A Hora da Estrela (Clarice Lispector): um soco

Dentro do leitor há um grito desde o primeiro momento da leitura até o último. Quando a última página termina, fica um eco, eterno, para sempre, cheio de perguntas sobre quem é Macabéa, sobre o quanto, cada um de nós é Macabéa, ao mesmo tempo que essa constatação causa espanto e repulsa, porque não podemos ser Macabéa, porque dentro de sua simplicidade, mora a perfeição e nós estamos muito longe disso.
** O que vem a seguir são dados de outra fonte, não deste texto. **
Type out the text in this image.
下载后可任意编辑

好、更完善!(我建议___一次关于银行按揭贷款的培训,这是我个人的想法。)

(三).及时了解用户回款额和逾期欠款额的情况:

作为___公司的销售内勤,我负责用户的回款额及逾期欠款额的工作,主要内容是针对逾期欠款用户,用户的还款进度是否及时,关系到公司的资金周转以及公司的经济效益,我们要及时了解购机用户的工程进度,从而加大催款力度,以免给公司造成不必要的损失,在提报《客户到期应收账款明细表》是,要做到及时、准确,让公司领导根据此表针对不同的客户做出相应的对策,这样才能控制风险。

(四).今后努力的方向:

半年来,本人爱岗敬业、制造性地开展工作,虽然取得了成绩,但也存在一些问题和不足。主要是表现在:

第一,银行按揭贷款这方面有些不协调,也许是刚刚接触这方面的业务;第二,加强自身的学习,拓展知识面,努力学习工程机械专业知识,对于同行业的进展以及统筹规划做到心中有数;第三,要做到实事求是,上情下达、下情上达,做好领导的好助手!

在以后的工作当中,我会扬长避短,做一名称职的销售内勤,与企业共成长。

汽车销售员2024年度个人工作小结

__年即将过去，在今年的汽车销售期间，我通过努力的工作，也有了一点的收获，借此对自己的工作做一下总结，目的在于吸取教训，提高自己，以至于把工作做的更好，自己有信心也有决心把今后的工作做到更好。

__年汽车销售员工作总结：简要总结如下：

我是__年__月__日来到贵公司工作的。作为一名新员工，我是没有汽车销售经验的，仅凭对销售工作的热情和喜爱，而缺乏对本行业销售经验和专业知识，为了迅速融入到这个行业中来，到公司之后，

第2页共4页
Assim, A hora da Estrela se torna eterno dentro de cada leitor, pois a verdade é que mergulhamos num espaço muito particular de consciência que, de um jeito que não se explica, mas percebe-se como algo muito concreto, não há palavra, não há linguagem capaz de expressá-la.

A Hora da Estrela

O romance A Hora da Estrela é o último livro que Clarice Lispector escreveu, em 1977, o mesmo ano da morte da autora. Na última entrevista, para a TV Cultura, Clarice comentou sobre Macabéa: “a história é de uma moça, tão pobre que só comia cachorro quente. Mas a estória não é isso, é sobre uma inocência pisada, de uma miséria anônima.”

A miséria anônima

É por meio desse anonimato que mergulhamos na personagem principal, mas também na sua pequena vida, não apenas no sentido literal da palavra, mas também é como se Macabéa fosse uma formiga, sendo esmagada o tempo todo pela melhor amiga, pelo namorado, pela cartomante e, principalmente, pela própria vida que leva, de datilógrafa, de alguém que com todos os dias a mesma coisa, que gosta de Coca-Cola e também de ouvir rádio.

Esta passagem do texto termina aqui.